Es de mucha utilidad ayudar al vecino que está enfermo y telefonear a sus hijos para que lo vayan a ver, llamar a la policía cuando escuchas ruidos extraños en la casa de al lado y sabes que se fueron de viaje o cuando se te acabaron las tortillas o los huevos y mandas a tu hijo a pedirle prestado a doña Chuchita.

Es un ejemplo de la utilidad de conocerse, platicar y formar grupos de vecinos, practicada desde mucho antes de existir el Whatsapp.

En la actualidad, aun existiendo más tecnología, se vive una falta de interés por conocer al de al lado o al de la esquina; la comunidad se hace vía el “wats”, que, lejos de unir y conocerse unos a otros, sólo provoca más y más distanciamiento, sirve de ring para ventilar las inconformidades que antes se platicaban cara a cara.

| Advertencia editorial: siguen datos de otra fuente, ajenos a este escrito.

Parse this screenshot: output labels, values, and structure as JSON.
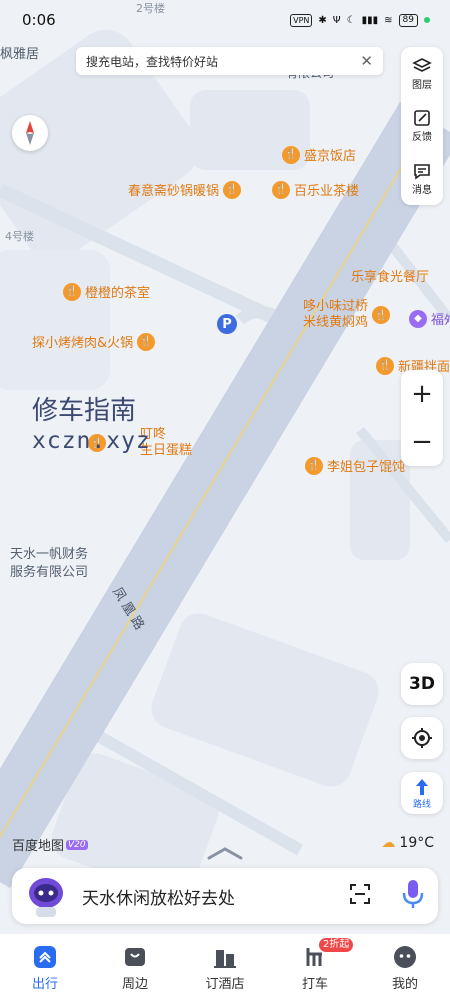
{
  "status_bar": {
    "time": "0:06",
    "vpn": "VPN",
    "battery": "89"
  },
  "search_bar": {
    "text": "搜充电站，查找特价好站",
    "close": "✕"
  },
  "side_panel": {
    "layers": "图层",
    "feedback": "反馈",
    "messages": "消息"
  },
  "zoom": {
    "in": "+",
    "out": "−"
  },
  "buttons": {
    "three_d": "3D",
    "route": "路线"
  },
  "map": {
    "buildings": [
      "2号楼",
      "4号楼"
    ],
    "place_labels": {
      "fengyaju": "枫雅居",
      "partial_company": "有限公司",
      "company_line1": "天水一帆财务",
      "company_line2": "服务有限公司",
      "partial_fuwu": "福ﾀ"
    },
    "road": "凤凰路",
    "pois": [
      {
        "id": "shengjing",
        "name": "盛京饭店"
      },
      {
        "id": "chunyi",
        "name": "春意斋砂锅暖锅"
      },
      {
        "id": "bailey",
        "name": "百乐业茶楼"
      },
      {
        "id": "chengcheng",
        "name": "橙橙的茶室"
      },
      {
        "id": "tanxiao",
        "name": "探小烤烤肉&火锅"
      },
      {
        "id": "lexiang",
        "name": "乐享食光餐厅"
      },
      {
        "id": "duoxiaowei1",
        "name": "哆小味过桥"
      },
      {
        "id": "duoxiaowei2",
        "name": "米线黄焖鸡"
      },
      {
        "id": "xinjiang",
        "name": "新疆拌面"
      },
      {
        "id": "cake1",
        "name": "叮咚"
      },
      {
        "id": "cake2",
        "name": "生日蛋糕"
      },
      {
        "id": "lijie",
        "name": "李姐包子馄饨"
      }
    ]
  },
  "watermark": {
    "line1": "修车指南",
    "line2": "xczn.xyz"
  },
  "logo": {
    "text": "百度地图",
    "version": "V20"
  },
  "weather": {
    "temp": "19°C"
  },
  "query_bar": {
    "text": "天水休闲放松好去处"
  },
  "tabs": [
    {
      "label": "出行"
    },
    {
      "label": "周边"
    },
    {
      "label": "订酒店"
    },
    {
      "label": "打车",
      "badge": "2折起"
    },
    {
      "label": "我的"
    }
  ],
  "colors": {
    "accent": "#2a6cf0",
    "poi": "#f49a2c",
    "map_bg": "#eef1f6",
    "road": "#c9d3e3",
    "road_center": "#e9d28a"
  }
}
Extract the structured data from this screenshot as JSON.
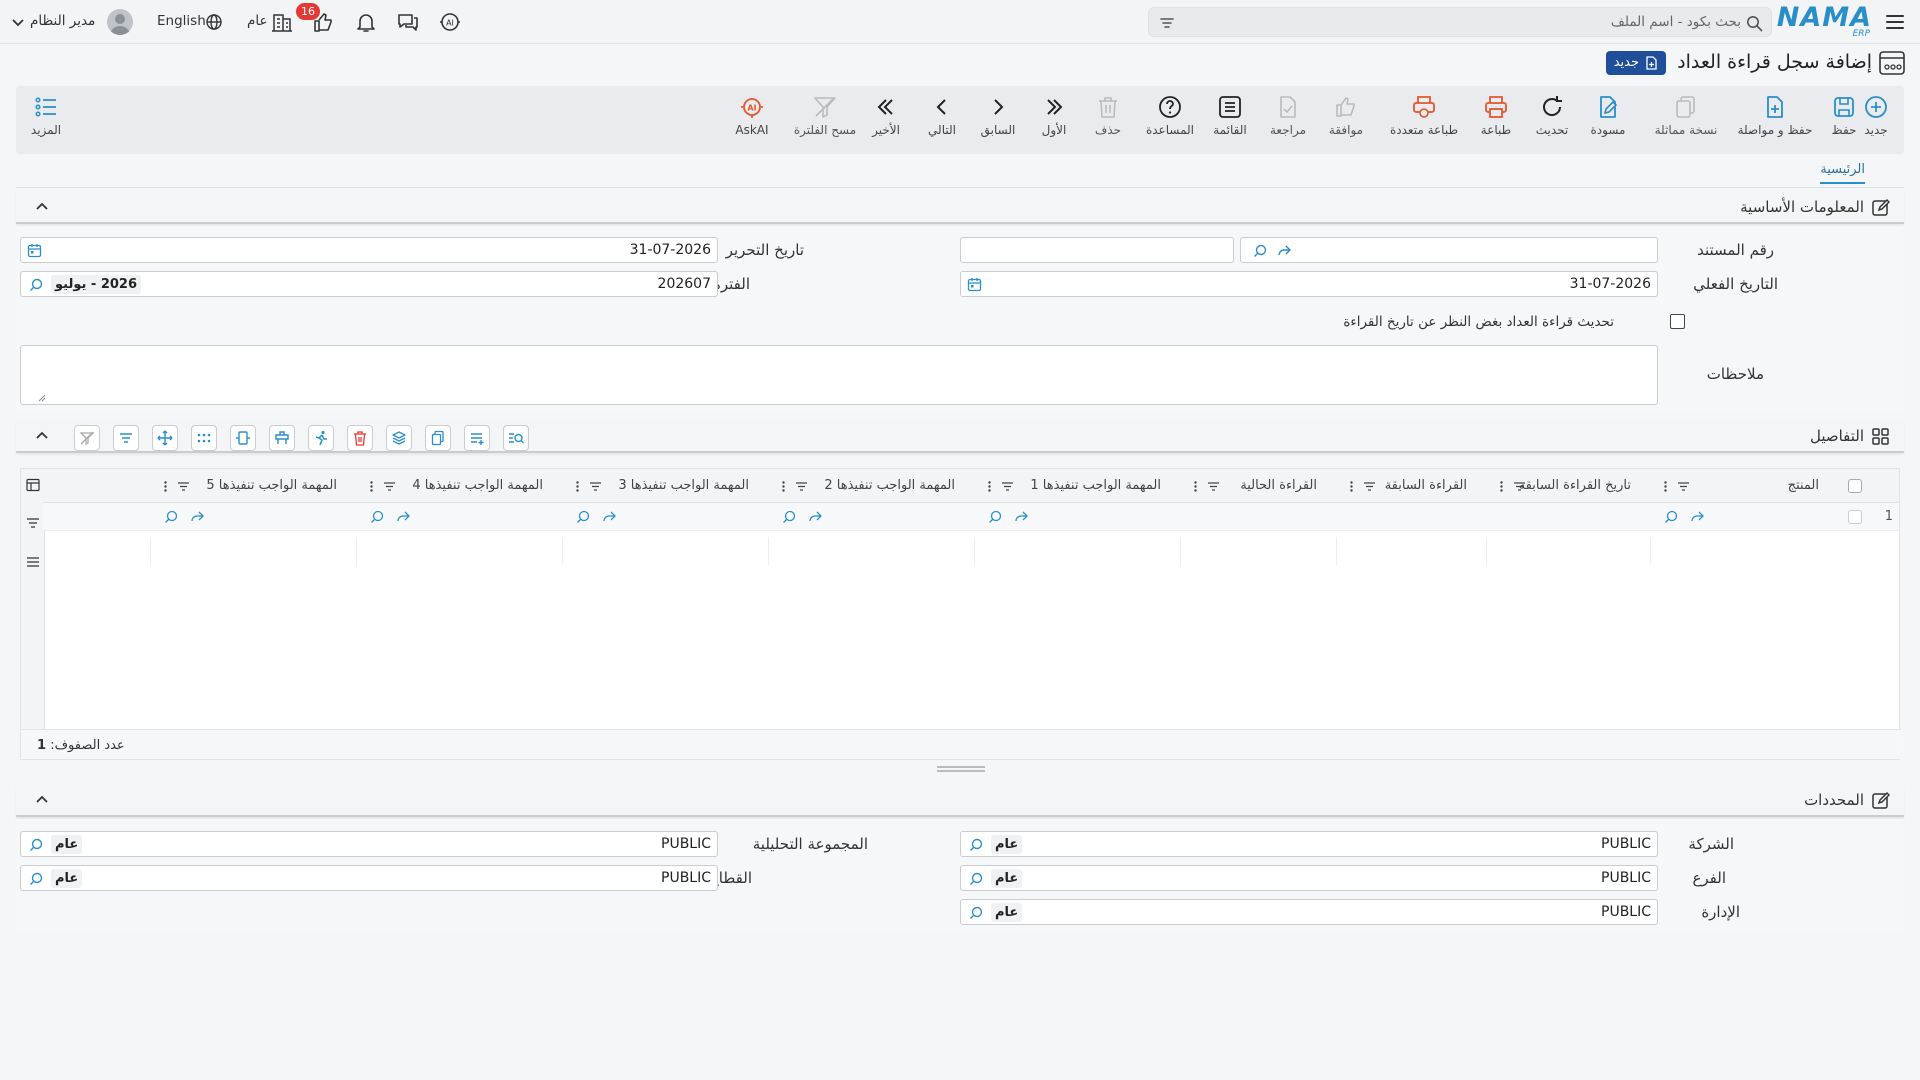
{
  "topbar": {
    "logo_text": "NAMA",
    "logo_sub": "ERP",
    "search_placeholder": "بحث بكود - اسم الملف",
    "user_name": "مدير النظام",
    "language": "English",
    "scope": "عام",
    "notification_count": "16"
  },
  "page": {
    "title": "إضافة سجل قراءة العداد",
    "status_badge": "جديد"
  },
  "toolbar": {
    "new": "جديد",
    "save": "حفظ",
    "save_continue": "حفظ و مواصلة",
    "duplicate": "نسخة مماثلة",
    "draft": "مسودة",
    "refresh": "تحديث",
    "print": "طباعة",
    "multi_print": "طباعة متعددة",
    "approve": "موافقة",
    "review": "مراجعة",
    "list": "القائمة",
    "help": "المساعدة",
    "delete": "حذف",
    "first": "الأول",
    "previous": "السابق",
    "next": "التالي",
    "last": "الأخير",
    "clear_filter": "مسح الفلترة",
    "ask_ai": "AskAI",
    "more": "المزيد"
  },
  "tabs": {
    "main": "الرئيسية"
  },
  "basic_info": {
    "title": "المعلومات الأساسية",
    "doc_number_label": "رقم المستند",
    "doc_number_value": "",
    "edit_date_label": "تاريخ التحرير",
    "edit_date_value": "31-07-2026",
    "actual_date_label": "التاريخ الفعلي",
    "actual_date_value": "31-07-2026",
    "period_label": "الفترة",
    "period_value": "202607",
    "period_chip": "2026 - يوليو",
    "update_checkbox_label": "تحديث قراءة العداد بغض النظر عن تاريخ القراءة",
    "notes_label": "ملاحظات",
    "notes_value": ""
  },
  "details": {
    "title": "التفاصيل",
    "columns": [
      "المنتج",
      "تاريخ القراءة السابقة",
      "القراءة السابقة",
      "القراءة الحالية",
      "المهمة الواجب تنفيذها 1",
      "المهمة الواجب تنفيذها 2",
      "المهمة الواجب تنفيذها 3",
      "المهمة الواجب تنفيذها 4",
      "المهمة الواجب تنفيذها 5"
    ],
    "row_number": "1",
    "row_count_label": "عدد الصفوف:",
    "row_count_value": "1"
  },
  "dimensions": {
    "title": "المحددات",
    "company_label": "الشركة",
    "company_value": "PUBLIC",
    "company_chip": "عام",
    "branch_label": "الفرع",
    "branch_value": "PUBLIC",
    "branch_chip": "عام",
    "department_label": "الإدارة",
    "department_value": "PUBLIC",
    "department_chip": "عام",
    "analysis_group_label": "المجموعة التحليلية",
    "analysis_group_value": "PUBLIC",
    "analysis_group_chip": "عام",
    "sector_label": "القطاع",
    "sector_value": "PUBLIC",
    "sector_chip": "عام"
  },
  "colors": {
    "brand": "#2a8fc9",
    "badge_blue": "#1f4f9a",
    "print_orange": "#e4572e",
    "notification_red": "#e53935"
  }
}
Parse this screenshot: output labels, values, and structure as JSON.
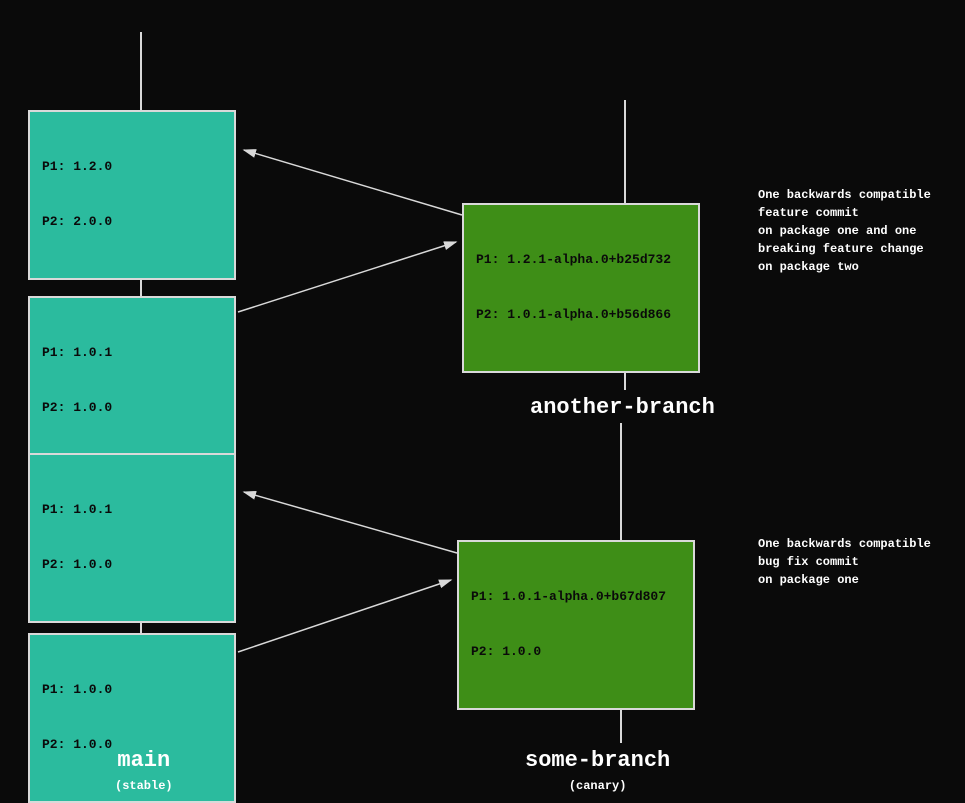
{
  "main": {
    "nodes": [
      {
        "p1": "P1: 1.2.0",
        "p2": "P2: 2.0.0"
      },
      {
        "p1": "P1: 1.0.1",
        "p2": "P2: 1.0.0"
      },
      {
        "p1": "P1: 1.0.1",
        "p2": "P2: 1.0.0"
      },
      {
        "p1": "P1: 1.0.0",
        "p2": "P2: 1.0.0"
      }
    ],
    "label": "main",
    "sublabel": "(stable)"
  },
  "another": {
    "node": {
      "p1": "P1: 1.2.1-alpha.0+b25d732",
      "p2": "P2: 1.0.1-alpha.0+b56d866"
    },
    "label": "another-branch",
    "annotation": "One backwards compatible\nfeature commit\non package one and one\nbreaking feature change\non package two"
  },
  "some": {
    "node": {
      "p1": "P1: 1.0.1-alpha.0+b67d807",
      "p2": "P2: 1.0.0"
    },
    "label": "some-branch",
    "sublabel": "(canary)",
    "annotation": "One backwards compatible\nbug fix commit\non package one"
  }
}
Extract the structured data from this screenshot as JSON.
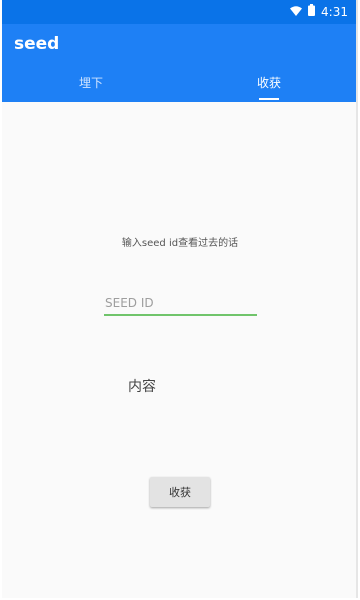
{
  "status_bar": {
    "time": "4:31",
    "icons": [
      "wifi-icon",
      "battery-icon"
    ],
    "color": "#0a73e8"
  },
  "app_bar": {
    "title": "seed",
    "color": "#1e80f5"
  },
  "tabs": [
    {
      "label": "埋下",
      "selected": false
    },
    {
      "label": "收获",
      "selected": true
    }
  ],
  "main": {
    "hint": "输入seed id查看过去的话",
    "seed_input": {
      "value": "",
      "placeholder": "SEED ID",
      "underline_color": "#70c46b"
    },
    "content_label": "内容",
    "harvest_button_label": "收获"
  }
}
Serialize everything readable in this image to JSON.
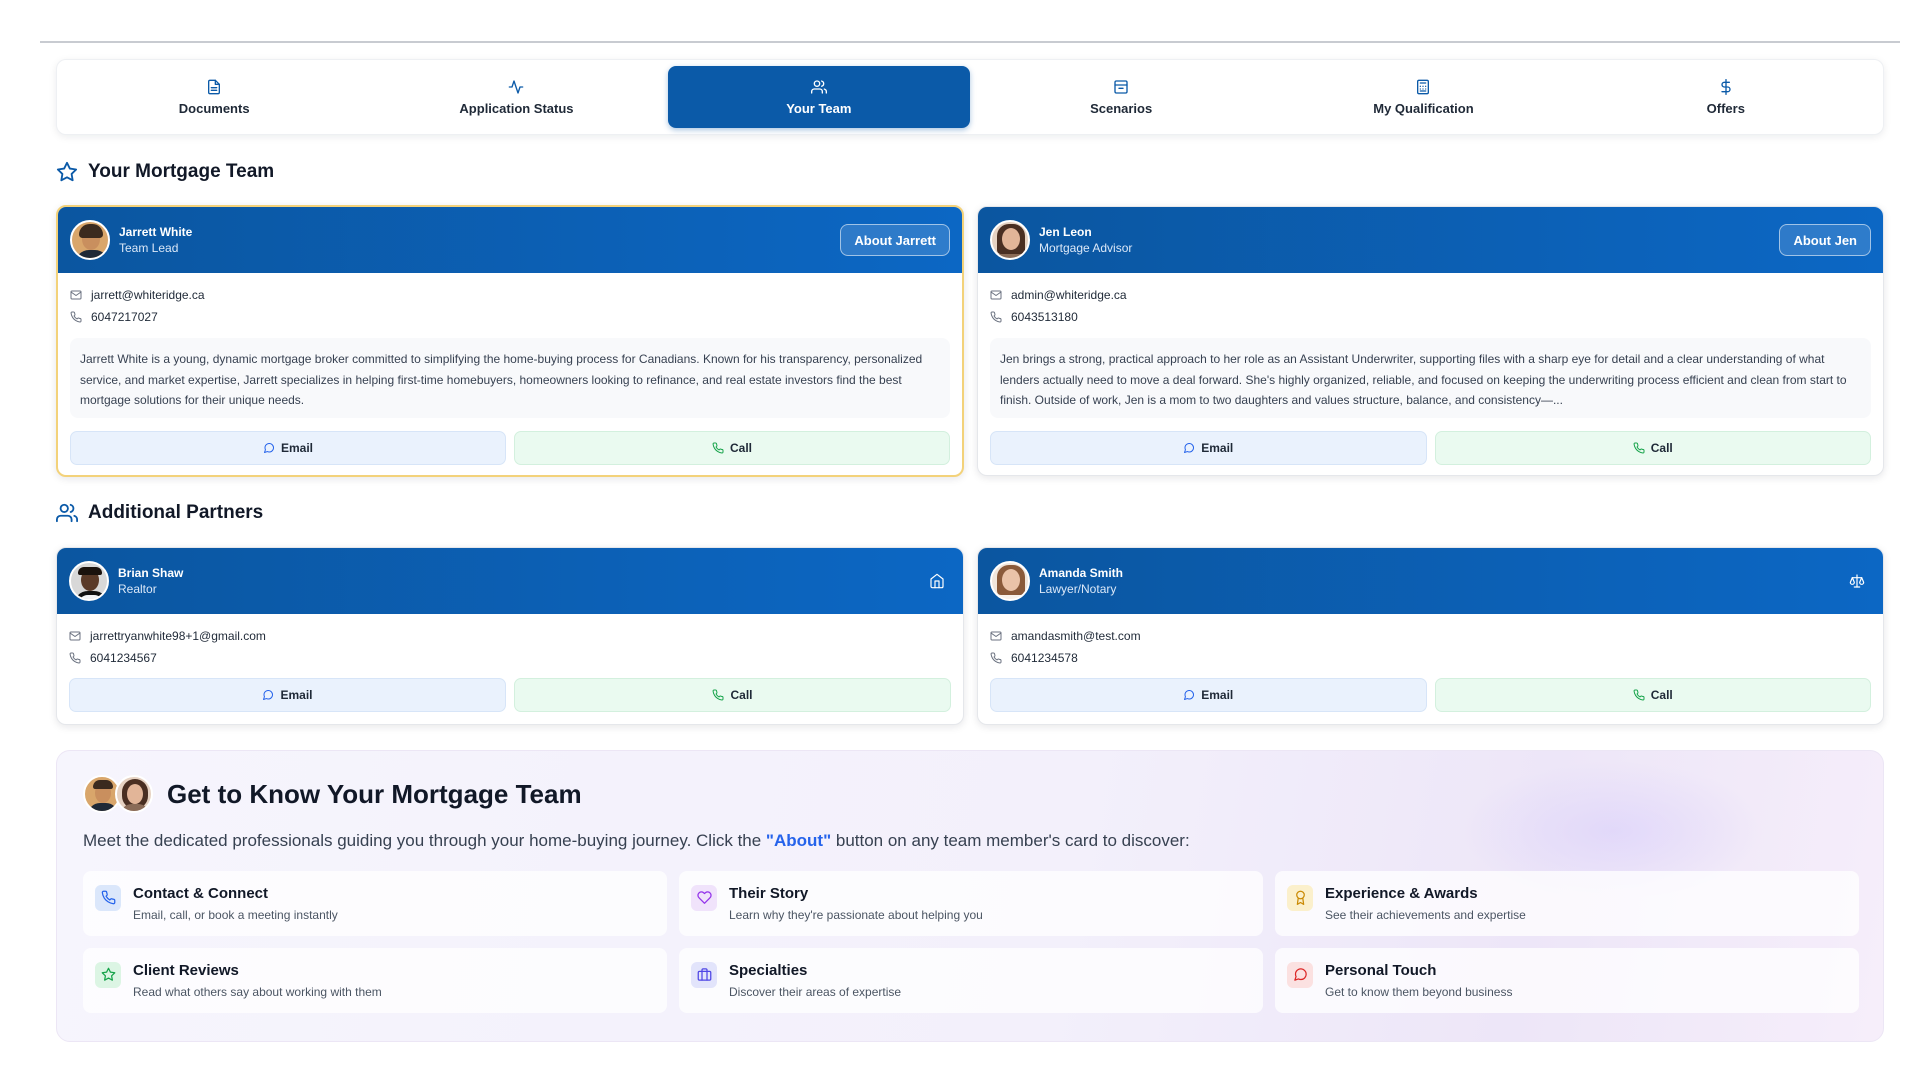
{
  "tabs": [
    {
      "label": "Documents",
      "icon": "document-icon"
    },
    {
      "label": "Application Status",
      "icon": "activity-icon"
    },
    {
      "label": "Your Team",
      "icon": "users-icon",
      "active": true
    },
    {
      "label": "Scenarios",
      "icon": "archive-icon"
    },
    {
      "label": "My Qualification",
      "icon": "calculator-icon"
    },
    {
      "label": "Offers",
      "icon": "dollar-icon"
    }
  ],
  "team_section": {
    "title": "Your Mortgage Team"
  },
  "partners_section": {
    "title": "Additional Partners"
  },
  "team": [
    {
      "name": "Jarrett White",
      "role": "Team Lead",
      "about_label": "About Jarrett",
      "email": "jarrett@whiteridge.ca",
      "phone": "6047217027",
      "bio": "Jarrett White is a young, dynamic mortgage broker committed to simplifying the home-buying process for Canadians. Known for his transparency, personalized service, and market expertise, Jarrett specializes in helping first-time homebuyers, homeowners looking to refinance, and real estate investors find the best mortgage solutions for their unique needs.",
      "email_label": "Email",
      "call_label": "Call"
    },
    {
      "name": "Jen Leon",
      "role": "Mortgage Advisor",
      "about_label": "About Jen",
      "email": "admin@whiteridge.ca",
      "phone": "6043513180",
      "bio": "Jen brings a strong, practical approach to her role as an Assistant Underwriter, supporting files with a sharp eye for detail and a clear understanding of what lenders actually need to move a deal forward. She's highly organized, reliable, and focused on keeping the underwriting process efficient and clean from start to finish. Outside of work, Jen is a mom to two daughters and values structure, balance, and consistency—...",
      "email_label": "Email",
      "call_label": "Call"
    }
  ],
  "partners": [
    {
      "name": "Brian Shaw",
      "role": "Realtor",
      "icon": "home-icon",
      "email": "jarrettryanwhite98+1@gmail.com",
      "phone": "6041234567",
      "email_label": "Email",
      "call_label": "Call"
    },
    {
      "name": "Amanda Smith",
      "role": "Lawyer/Notary",
      "icon": "scale-icon",
      "email": "amandasmith@test.com",
      "phone": "6041234578",
      "email_label": "Email",
      "call_label": "Call"
    }
  ],
  "know": {
    "title": "Get to Know Your Mortgage Team",
    "subtitle_pre": "Meet the dedicated professionals guiding you through your home-buying journey. Click the ",
    "subtitle_hl": "\"About\"",
    "subtitle_post": " button on any team member's card to discover:",
    "features": [
      {
        "title": "Contact & Connect",
        "desc": "Email, call, or book a meeting instantly",
        "icon": "phone-icon",
        "color": "#2563eb",
        "bg": "#dbe7fb"
      },
      {
        "title": "Their Story",
        "desc": "Learn why they're passionate about helping you",
        "icon": "heart-icon",
        "color": "#9333ea",
        "bg": "#f0e3fb"
      },
      {
        "title": "Experience & Awards",
        "desc": "See their achievements and expertise",
        "icon": "award-icon",
        "color": "#ca8a04",
        "bg": "#fbf0cc"
      },
      {
        "title": "Client Reviews",
        "desc": "Read what others say about working with them",
        "icon": "star-icon",
        "color": "#16a34a",
        "bg": "#dcf5e4"
      },
      {
        "title": "Specialties",
        "desc": "Discover their areas of expertise",
        "icon": "briefcase-icon",
        "color": "#4f46e5",
        "bg": "#e2e4fb"
      },
      {
        "title": "Personal Touch",
        "desc": "Get to know them beyond business",
        "icon": "message-icon",
        "color": "#dc2626",
        "bg": "#fbe1e1"
      }
    ]
  }
}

Ahora resulta que este invento arma con guantes para tener los raunds necesarios de acuerdo con el gusto de cada contendiente; el motivo del reto es lo de menos, desde aquel vecino que se queja de que existan perros callejeros y que alguna vecina de noble corazón les dé agua para mitigar este “agradable” calor de 40 grados y que incentiva la presencia de más perros, hasta manifestar inconformidad de manera “sutil” al descubrir que existe una “sonámbula” que por la noches sale de su casa y de manera sigilosa deja la basura de su baño en el basurero del vecino de la esquina, la vecina que se siente atacada por gato o perro que se encuentre en la calle y desea que estén tras las rejas de cada casa, ya que expresa su preocupación por temer que con su “agresividad” ataquen y acaben con toda la infancia de la zona, ¿y qué me dicen de la vecina que ofrece sus servicios para “apoyarte” en una cuestión jurídica y te termina robando?

Pero sobre todo, ¿qué pasa con el vecino de hoy? No importa de dónde sea originario, ni desde cuándo viva cerca de ti.

Aprender a vivir en comunidad requiere de voluntad y disposición para crear un ambiente agradable y divertido. Siendo sincera, extraño a mis vecinos de la infancia, que si bien están muy lejos de ser perfectos estaban pendientes de uno. Ahora pienso: ¿qué clase de vecina soy? Y te pregunto: ¿qué clase de vecino eres?